A few months after the murder, when Guidry was arrested for another crime, his neighbor Mary Gipp told the police that he, Robert Fratta, and Pristash, her boyfriend, were also involved in Farah Fratta’s death. Gipp said that Robert Fratta hired her boyfriend and neighbor to kill Farah Fratta in exchange for $1,000 and a jeep.
Pristash and Guidry later confessed to their involvement in the murder and blamed Robert Fratta. Their statements at the trial, however, resulted in Fratta’s first sentence being dropped because the prisoners did not testify, depriving Fratta of the right to testify against witnesses, as the courts had ruled. He was tried again and sentenced to death largely based on Gipp’s testimony in 2009.
In Fratta’s latest appeals, the inmates’ request to ban the use of expired drugs has raised a jurisdictional dilemma between civil and criminal courts. The Texas Attorney General considered the motion to be a criminal motion to stop the execution, which would have disqualified him from being tried in Austin, where there were no murders. But the inmates treated it as a civil case against state laws governing pharmaceuticals and controlled substances.

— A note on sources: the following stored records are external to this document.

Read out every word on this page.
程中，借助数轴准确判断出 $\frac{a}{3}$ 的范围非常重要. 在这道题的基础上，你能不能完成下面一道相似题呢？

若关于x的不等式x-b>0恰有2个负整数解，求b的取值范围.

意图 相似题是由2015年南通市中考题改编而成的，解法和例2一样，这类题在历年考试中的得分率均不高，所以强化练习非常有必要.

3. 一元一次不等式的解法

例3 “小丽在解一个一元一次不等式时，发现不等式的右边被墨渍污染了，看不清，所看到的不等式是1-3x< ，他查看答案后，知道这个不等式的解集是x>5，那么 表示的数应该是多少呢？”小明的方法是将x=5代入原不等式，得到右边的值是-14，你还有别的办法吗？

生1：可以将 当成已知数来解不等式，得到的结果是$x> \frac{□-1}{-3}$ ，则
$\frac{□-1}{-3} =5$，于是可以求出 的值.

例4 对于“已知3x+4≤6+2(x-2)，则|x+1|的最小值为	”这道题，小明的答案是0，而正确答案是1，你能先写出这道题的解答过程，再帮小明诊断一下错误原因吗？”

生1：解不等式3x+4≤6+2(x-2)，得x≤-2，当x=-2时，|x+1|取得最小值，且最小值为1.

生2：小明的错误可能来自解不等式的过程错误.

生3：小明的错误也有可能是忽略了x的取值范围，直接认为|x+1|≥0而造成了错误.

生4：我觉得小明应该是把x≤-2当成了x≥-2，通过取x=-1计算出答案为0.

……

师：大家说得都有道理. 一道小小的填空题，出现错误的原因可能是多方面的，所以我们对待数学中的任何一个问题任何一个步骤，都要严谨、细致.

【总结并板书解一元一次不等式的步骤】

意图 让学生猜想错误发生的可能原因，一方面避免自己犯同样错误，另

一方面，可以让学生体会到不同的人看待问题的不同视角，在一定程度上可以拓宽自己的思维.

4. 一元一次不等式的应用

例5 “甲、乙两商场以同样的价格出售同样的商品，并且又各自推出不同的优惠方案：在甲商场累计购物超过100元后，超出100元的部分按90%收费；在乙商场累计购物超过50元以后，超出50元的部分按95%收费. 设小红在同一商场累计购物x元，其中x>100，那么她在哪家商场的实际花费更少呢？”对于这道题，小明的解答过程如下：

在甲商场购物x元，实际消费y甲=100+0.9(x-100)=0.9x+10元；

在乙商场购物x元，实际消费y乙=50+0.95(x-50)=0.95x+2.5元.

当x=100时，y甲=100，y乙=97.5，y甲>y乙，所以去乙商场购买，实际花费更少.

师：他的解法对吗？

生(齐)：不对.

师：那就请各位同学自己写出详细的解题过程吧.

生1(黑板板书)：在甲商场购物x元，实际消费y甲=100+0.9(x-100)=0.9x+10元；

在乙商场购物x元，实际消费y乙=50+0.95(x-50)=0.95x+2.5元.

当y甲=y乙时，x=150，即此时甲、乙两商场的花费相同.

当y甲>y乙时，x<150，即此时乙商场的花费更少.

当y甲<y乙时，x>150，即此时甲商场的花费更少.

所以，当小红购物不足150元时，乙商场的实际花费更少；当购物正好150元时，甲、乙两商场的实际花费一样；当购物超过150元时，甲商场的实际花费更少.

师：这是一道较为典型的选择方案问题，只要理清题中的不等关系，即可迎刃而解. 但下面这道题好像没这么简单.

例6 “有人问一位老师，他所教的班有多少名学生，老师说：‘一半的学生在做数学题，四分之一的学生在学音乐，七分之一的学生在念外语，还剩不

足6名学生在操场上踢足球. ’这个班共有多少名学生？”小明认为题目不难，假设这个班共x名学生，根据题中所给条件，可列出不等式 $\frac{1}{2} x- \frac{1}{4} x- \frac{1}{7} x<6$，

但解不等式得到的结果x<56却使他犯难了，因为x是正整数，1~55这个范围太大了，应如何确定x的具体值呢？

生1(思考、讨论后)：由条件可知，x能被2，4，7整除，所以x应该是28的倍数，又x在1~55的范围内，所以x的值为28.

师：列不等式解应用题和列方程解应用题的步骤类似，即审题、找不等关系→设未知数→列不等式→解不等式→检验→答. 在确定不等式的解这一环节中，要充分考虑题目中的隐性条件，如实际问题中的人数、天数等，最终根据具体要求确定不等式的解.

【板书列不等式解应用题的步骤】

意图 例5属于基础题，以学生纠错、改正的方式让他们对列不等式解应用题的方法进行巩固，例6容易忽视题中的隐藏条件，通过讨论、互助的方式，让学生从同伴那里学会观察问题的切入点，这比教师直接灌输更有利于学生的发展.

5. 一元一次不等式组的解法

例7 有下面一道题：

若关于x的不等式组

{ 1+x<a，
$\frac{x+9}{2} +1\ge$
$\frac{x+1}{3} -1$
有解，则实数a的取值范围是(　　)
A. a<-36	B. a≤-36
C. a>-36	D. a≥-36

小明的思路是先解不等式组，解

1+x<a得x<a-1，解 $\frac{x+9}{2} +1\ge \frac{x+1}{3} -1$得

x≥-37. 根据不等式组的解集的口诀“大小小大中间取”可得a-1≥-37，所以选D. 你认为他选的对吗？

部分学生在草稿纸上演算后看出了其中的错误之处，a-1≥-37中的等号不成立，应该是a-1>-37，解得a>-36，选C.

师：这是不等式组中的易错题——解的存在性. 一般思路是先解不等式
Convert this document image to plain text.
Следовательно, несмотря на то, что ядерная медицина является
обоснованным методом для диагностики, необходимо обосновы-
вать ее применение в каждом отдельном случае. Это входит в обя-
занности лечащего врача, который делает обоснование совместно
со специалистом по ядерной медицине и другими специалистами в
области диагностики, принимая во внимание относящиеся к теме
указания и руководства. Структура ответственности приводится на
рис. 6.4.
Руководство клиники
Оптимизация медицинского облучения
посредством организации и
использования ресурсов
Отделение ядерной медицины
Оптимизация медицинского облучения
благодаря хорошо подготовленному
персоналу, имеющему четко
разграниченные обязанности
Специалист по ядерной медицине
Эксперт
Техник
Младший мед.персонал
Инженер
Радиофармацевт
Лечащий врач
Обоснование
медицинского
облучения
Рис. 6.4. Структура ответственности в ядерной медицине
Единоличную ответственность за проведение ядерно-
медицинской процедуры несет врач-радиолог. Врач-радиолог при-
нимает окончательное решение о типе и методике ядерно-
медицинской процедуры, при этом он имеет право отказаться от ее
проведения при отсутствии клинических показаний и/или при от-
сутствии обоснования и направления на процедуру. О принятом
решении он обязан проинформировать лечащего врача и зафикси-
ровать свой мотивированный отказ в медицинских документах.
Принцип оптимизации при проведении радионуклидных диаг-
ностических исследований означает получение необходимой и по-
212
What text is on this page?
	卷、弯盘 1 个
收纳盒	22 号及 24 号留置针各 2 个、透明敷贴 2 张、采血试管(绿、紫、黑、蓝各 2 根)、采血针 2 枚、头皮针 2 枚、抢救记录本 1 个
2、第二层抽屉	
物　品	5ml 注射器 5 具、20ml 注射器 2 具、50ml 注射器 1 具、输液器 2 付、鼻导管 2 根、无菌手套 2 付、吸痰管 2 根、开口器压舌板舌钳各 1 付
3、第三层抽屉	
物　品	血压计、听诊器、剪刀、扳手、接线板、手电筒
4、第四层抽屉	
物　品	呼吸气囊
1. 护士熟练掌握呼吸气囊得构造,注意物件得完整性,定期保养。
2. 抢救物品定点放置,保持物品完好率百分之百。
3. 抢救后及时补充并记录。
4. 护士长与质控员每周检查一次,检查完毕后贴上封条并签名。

Last week, the highest criminal court in Texas banned Travis County judges from stopping executions, but prisoner lawyers said they were not seeking to stop them, only to ensure they were carried out with unexpired drugs.
“It is alarming that Texas intends to carry out executions with pentobarbital, which expired several years ago,” Sean Nolan, a lawyer for two men sentenced to death in February, said Monday. “We must hold a hearing to make sure Texas is not breaking the law and putting prisoners at serious risk of pain and suffering during the execution process.”
In her injunction on Tuesday, Mozi said she is not delaying execution for any individual prisoner, but instead prohibits prison officials from “taking certain actions during executions.” She said that since the agency uses a drugstore-created controlled substance for its executions, it must comply with state drug and pharmaceutical laws.
Mozi emphasized in a footnote that in 2019 the TDCJ argued in another death row case that “challenging the execution protocol is a civil right, not a criminal right.”
The TDCJ appealed the decision to the Court of Criminal Appeals, the state’s highest criminal court, which overturned Mozi’s injunction, allowing Fratta’s execution. Fratta’s lawyers asked the Texas Supreme Court, which handles civil cases, to intervene, but the judges refused to do so.
In legal disputes, Texas has argued that restrictions on pharmaceuticals do not apply to executions because they are not used to treat anyone.
“Executioners carrying out the current death sentence are not medical practitioners administering medication to a patient because they do not provide therapeutic treatment for injuries, diseases, or illnesses,” the Texas Attorney General’s office said in a statement last week.
The state added that similar lawsuits over old execution drugs have failed because prisoners “failed to demonstrate how these speculative concerns demonstrate a proven risk of severe pain.”
Prisoners’ lawyers have argued that extending the expiration date in Texas is against federal standards, which limit pentobarbital’s expiration date to a maximum of 45 days. TDCJ records show that the agency’s last purchase of the drug was in March 2021.
The complaint also alleged that the prison system only tests pentobarbital for sterility, not stability. And he accused the TDCJ of only testing one vial per batch each time it wants to push back expiration dates when compound drugs mixed in a drugstore kept secret from the public can vary from vial to vial.